SDG 9 – Industry, Innovation and Infrastructure
Guyana’s transport expansion is supported with a $136.1 billion allocation in 2023, for roads and bridges countrywide.
Key infrastructural developments in Guyana include the new Demerara River Crossing, Corentyne Bridge that links Guyana with Suriname, Linden to Mabura Hill all weather-road, construction of 48 bridges from Linden to Lethem, upgrades to a number of hinterland airstrips, East Bank to East Coast bypass highway among a plethora of other major projects.
Further, as Guyana seeks to enhance its national research capability and mobile connectivity, 4000 laptops will be distributed, while 200 ICT hubs will soon be completed in hinterland poor and remote communities.
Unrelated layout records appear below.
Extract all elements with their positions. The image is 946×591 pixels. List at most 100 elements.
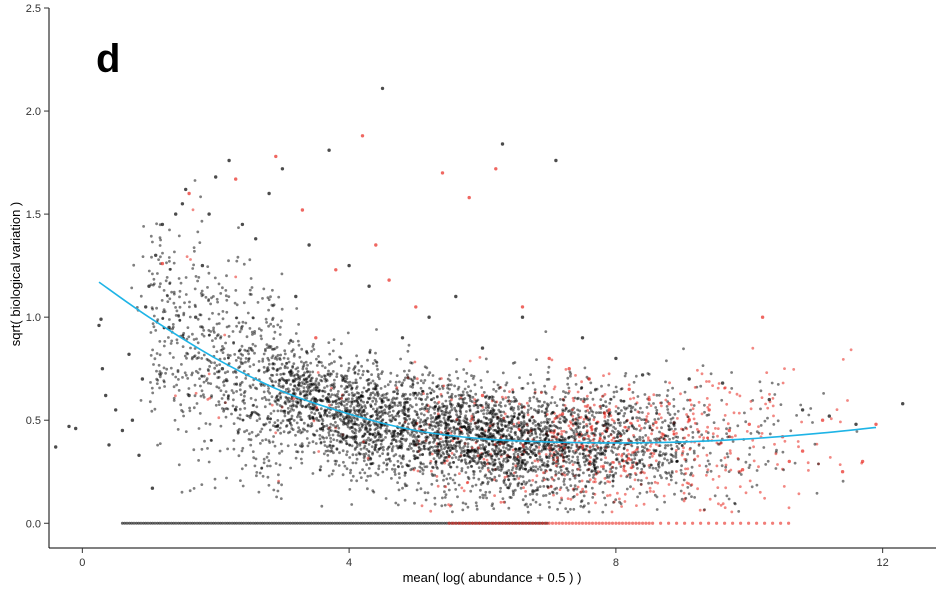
black-point — [813, 442, 817, 446]
red-point — [749, 407, 753, 411]
black-point — [265, 343, 269, 346]
black-point — [603, 461, 607, 464]
black-point — [382, 396, 386, 400]
black-point — [538, 455, 542, 459]
black-point — [360, 405, 364, 408]
black-point — [315, 399, 318, 403]
black-point — [503, 389, 506, 393]
black-point — [524, 462, 528, 466]
black-point — [466, 442, 470, 446]
black-point — [570, 428, 574, 432]
black-point — [773, 393, 777, 396]
red-point — [366, 456, 370, 460]
black-point — [635, 427, 638, 431]
black-point — [176, 428, 180, 431]
black-point — [428, 447, 431, 450]
black-point — [484, 454, 488, 458]
black-point — [380, 424, 384, 427]
red-point — [569, 497, 573, 501]
black-point — [352, 431, 356, 435]
black-point — [315, 377, 318, 381]
black-point — [333, 378, 336, 382]
black-point — [558, 417, 562, 421]
black-point — [494, 448, 498, 452]
black-point — [184, 276, 188, 279]
black-point — [542, 461, 546, 465]
black-point — [274, 380, 277, 384]
black-point — [655, 437, 659, 441]
black-point — [363, 432, 367, 436]
black-point — [250, 330, 254, 334]
black-point — [689, 425, 693, 429]
black-point — [192, 406, 196, 410]
black-point — [658, 444, 662, 447]
red-point — [705, 453, 709, 457]
black-point — [400, 409, 404, 413]
black-point — [506, 399, 510, 403]
black-point — [249, 397, 253, 400]
black-point — [494, 389, 498, 393]
black-point — [208, 422, 212, 426]
black-point — [493, 458, 497, 462]
black-point — [349, 468, 353, 472]
black-point — [594, 387, 597, 391]
black-point — [703, 403, 706, 407]
black-point — [297, 375, 301, 378]
black-point — [546, 405, 550, 408]
black-point — [294, 443, 297, 446]
red-point — [589, 426, 593, 430]
red-point — [447, 455, 451, 459]
black-point — [795, 414, 798, 417]
black-point — [653, 475, 656, 479]
red-point — [631, 451, 634, 454]
red-point — [550, 358, 554, 362]
red-point — [549, 485, 553, 489]
black-point — [563, 471, 566, 474]
black-point — [472, 404, 476, 408]
black-point — [623, 443, 627, 447]
black-point — [319, 440, 323, 444]
black-point — [726, 455, 730, 459]
black-point — [619, 421, 622, 425]
red-point — [465, 481, 469, 485]
black-point — [388, 457, 391, 461]
black-point — [421, 472, 425, 476]
black-point — [377, 467, 381, 471]
black-point — [557, 444, 561, 448]
red-point — [525, 401, 529, 405]
black-point — [501, 497, 505, 500]
black-point — [406, 349, 410, 353]
black-point — [440, 471, 444, 475]
black-point — [325, 379, 329, 382]
black-point — [725, 427, 728, 431]
black-point — [365, 412, 369, 416]
black-point — [638, 459, 642, 463]
black-point — [541, 463, 544, 467]
black-point — [373, 448, 377, 452]
black-point — [403, 498, 407, 502]
black-point — [583, 448, 586, 452]
black-point — [468, 408, 472, 411]
black-point — [603, 481, 607, 485]
black-point — [208, 365, 212, 368]
black-point — [186, 352, 190, 356]
black-point — [222, 380, 225, 384]
black-point — [372, 490, 376, 494]
black-point — [217, 312, 221, 316]
black-point — [289, 374, 293, 377]
black-point — [349, 420, 353, 424]
black-point — [341, 375, 344, 379]
black-point — [168, 297, 172, 301]
black-point — [392, 432, 396, 435]
black-point — [744, 460, 748, 464]
red-point — [698, 435, 702, 439]
black-point — [582, 471, 585, 475]
black-point — [254, 457, 258, 461]
black-point — [480, 386, 483, 389]
black-point — [212, 326, 216, 330]
point-cloud — [130, 179, 864, 514]
black-point — [405, 397, 408, 401]
black-point — [232, 439, 236, 442]
black-point — [434, 415, 438, 419]
black-point — [299, 401, 303, 405]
Additionally, the Belvedere Business Incubator and the Lethem Business Incubator were implemented, to enhance value added production.
In 2021, Guyana introduced the “Made in Guyana” stamp to complement other interventions to support small-scale industries.
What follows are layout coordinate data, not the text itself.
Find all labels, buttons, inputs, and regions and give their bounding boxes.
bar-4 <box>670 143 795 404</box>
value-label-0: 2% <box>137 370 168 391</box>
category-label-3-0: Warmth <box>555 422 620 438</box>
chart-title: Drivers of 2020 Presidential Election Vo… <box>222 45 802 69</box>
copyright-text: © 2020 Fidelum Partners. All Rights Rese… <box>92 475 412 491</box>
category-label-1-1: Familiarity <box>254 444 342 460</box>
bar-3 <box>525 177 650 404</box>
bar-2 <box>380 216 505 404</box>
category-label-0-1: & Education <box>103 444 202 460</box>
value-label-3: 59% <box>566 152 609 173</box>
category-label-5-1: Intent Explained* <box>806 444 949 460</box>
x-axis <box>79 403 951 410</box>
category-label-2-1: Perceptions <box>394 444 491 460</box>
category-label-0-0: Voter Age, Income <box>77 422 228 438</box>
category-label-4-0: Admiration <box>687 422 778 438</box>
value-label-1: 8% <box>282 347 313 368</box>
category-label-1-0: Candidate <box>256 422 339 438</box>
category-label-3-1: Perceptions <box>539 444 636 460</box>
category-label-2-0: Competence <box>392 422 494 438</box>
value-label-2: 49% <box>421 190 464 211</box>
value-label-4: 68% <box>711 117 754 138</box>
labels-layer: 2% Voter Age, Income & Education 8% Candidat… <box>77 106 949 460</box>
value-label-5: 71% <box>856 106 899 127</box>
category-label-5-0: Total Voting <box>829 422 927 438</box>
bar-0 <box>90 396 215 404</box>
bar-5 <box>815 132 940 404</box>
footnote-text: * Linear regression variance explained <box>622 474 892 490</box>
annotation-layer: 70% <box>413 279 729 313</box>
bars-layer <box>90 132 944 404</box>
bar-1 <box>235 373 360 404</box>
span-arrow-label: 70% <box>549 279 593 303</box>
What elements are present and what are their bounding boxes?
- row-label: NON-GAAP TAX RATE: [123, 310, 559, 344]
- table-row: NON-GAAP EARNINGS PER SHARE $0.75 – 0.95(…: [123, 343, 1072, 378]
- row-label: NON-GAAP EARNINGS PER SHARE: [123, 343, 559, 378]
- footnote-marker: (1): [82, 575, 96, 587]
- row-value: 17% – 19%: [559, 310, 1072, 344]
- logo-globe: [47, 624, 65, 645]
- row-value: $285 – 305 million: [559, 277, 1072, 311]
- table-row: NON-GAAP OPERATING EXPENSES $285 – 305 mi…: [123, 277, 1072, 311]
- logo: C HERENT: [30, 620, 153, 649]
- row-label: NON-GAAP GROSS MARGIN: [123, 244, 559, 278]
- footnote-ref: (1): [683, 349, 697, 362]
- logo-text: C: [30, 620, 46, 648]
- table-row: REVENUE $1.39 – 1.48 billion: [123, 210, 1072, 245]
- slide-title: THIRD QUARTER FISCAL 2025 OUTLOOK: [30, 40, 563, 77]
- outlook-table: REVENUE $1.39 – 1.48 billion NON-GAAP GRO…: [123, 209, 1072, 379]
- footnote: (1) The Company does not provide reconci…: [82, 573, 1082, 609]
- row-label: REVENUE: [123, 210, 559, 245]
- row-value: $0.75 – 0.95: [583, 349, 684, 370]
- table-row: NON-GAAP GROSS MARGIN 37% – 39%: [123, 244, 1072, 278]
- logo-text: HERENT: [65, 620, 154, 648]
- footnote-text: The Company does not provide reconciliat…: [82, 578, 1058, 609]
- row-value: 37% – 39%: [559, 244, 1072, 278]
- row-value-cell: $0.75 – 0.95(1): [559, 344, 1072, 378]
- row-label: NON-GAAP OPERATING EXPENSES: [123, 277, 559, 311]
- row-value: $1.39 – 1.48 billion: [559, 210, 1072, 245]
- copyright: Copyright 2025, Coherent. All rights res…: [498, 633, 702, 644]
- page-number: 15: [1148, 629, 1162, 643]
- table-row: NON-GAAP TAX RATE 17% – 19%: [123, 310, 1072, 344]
SDG 11 – Sustainable cities and communities
Government has committed to ensuring Guyanese are empowered through homeownership. As such, $54.5 billion has been set aside in Budget 2023 to ensure Guyanese can live in safe spaces. This is part of fulfilling its manifesto promise of providing 50,000 house lots by 2025.
In the hinterland, 15 per cent of the sale of Guyana’s carbon credits is dedicated to Amerindian villages for sustainable development projects.
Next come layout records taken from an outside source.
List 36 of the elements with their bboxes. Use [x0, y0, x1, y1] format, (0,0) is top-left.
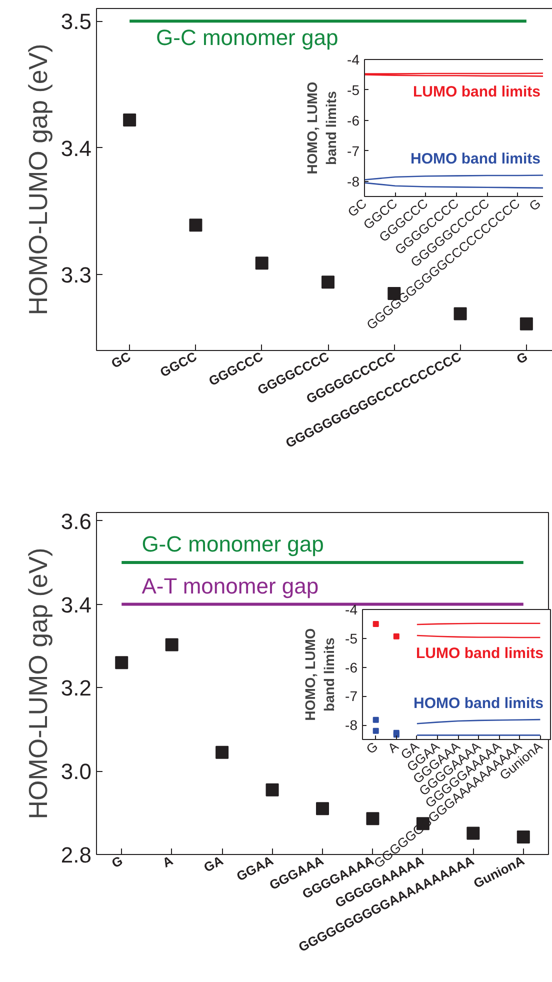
- y-tick-label: -5: [345, 630, 358, 646]
- y-axis-title: HOMO-LUMO gap (eV): [22, 548, 53, 820]
- y-tick-label: 3.4: [60, 592, 92, 618]
- y-axis-title: HOMO, LUMO band limits: [304, 82, 340, 174]
- y-tick-label: 3.2: [60, 676, 92, 701]
- y-tick-label: -8: [347, 173, 360, 190]
- ref-line-label: G-C monomer gap: [142, 532, 324, 557]
- x-tick-label: G: [514, 348, 530, 367]
- x-tick-label: G: [109, 852, 126, 871]
- y-tick-label: -4: [345, 602, 358, 618]
- y-tick-label: 3.5: [60, 9, 92, 34]
- y-axis-title: HOMO, LUMO band limits: [302, 628, 338, 721]
- ref-line-label: A-T monomer gap: [142, 573, 319, 598]
- x-tick-label: G: [526, 196, 544, 214]
- series-label: HOMO band limits: [410, 150, 541, 168]
- y-tick-label: 3.6: [60, 508, 92, 534]
- y-tick-label: 3.4: [60, 136, 92, 161]
- y-tick-label: -6: [345, 659, 358, 676]
- y-tick-label: -4: [347, 52, 360, 68]
- y-tick-label: -7: [347, 142, 360, 159]
- y-tick-label: 3.0: [60, 759, 92, 784]
- x-tick-label: GA: [201, 852, 226, 876]
- y-tick-label: 3.3: [60, 262, 92, 288]
- x-tick-label: GC: [344, 196, 370, 220]
- x-tick-label: GC: [108, 348, 134, 372]
- y-tick-label: 2.8: [60, 842, 92, 868]
- series-label: LUMO band limits: [416, 645, 544, 662]
- y-axis-title: HOMO-LUMO gap (eV): [22, 44, 53, 316]
- y-tick-label: -6: [347, 112, 360, 128]
- y-tick-label: -8: [345, 717, 358, 734]
- series-label: LUMO band limits: [413, 84, 540, 101]
- series-label: HOMO band limits: [413, 695, 544, 712]
- x-tick-label: A: [160, 852, 176, 870]
- y-tick-label: -7: [345, 688, 358, 704]
- y-tick-label: -5: [347, 82, 360, 98]
- ref-line-label: G-C monomer gap: [156, 25, 338, 50]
A whopping $500 million was allocated towards advancing Amerindian Land Titling activities.
Urban development such as Silica City is also being progressively pursued.
In Region Nine, 900 houses are being built in a structured manner, with 80 persons already benefitting from government subsidies for steel and cement.
Telemedicine centres have also been launched in Region Nine, giving patients the opportunity to interact and be diagnosed by specialist doctors in the city.
Smart hospitals have been constructed while government remains diligent in its mission of eliminating neglected diseases such as filaria and malaria.
SDG 17 – Partnerships for the Goals
This is where countries partner to ensure the other goals are achieved.
In 1970, the UN set a target for developed countries to fund no less than 0.75 per cent of the Gross National Income to developing countries, to aid in the achievement of the SDGs.
Minister Singh reported that only five developed countries have been fulfilling the commitment.
“The international community has failed to deliver on longstanding obligations that they adopted in relation to mobilisation support. Guyana’s position, as it relates to SDG 17, is that we will continue to call on the international community to deliver on its longstanding commitments, that they have failed to deliver.”
Even as government called for international support for Caribbean states, Guyana has been reducing debts and borrowing more prudently.
Guyana has come a far way in achieving the UN SDGs. The updated Low Carbon Development Strategy, (LCDS 2030) , is key to achieving the goals.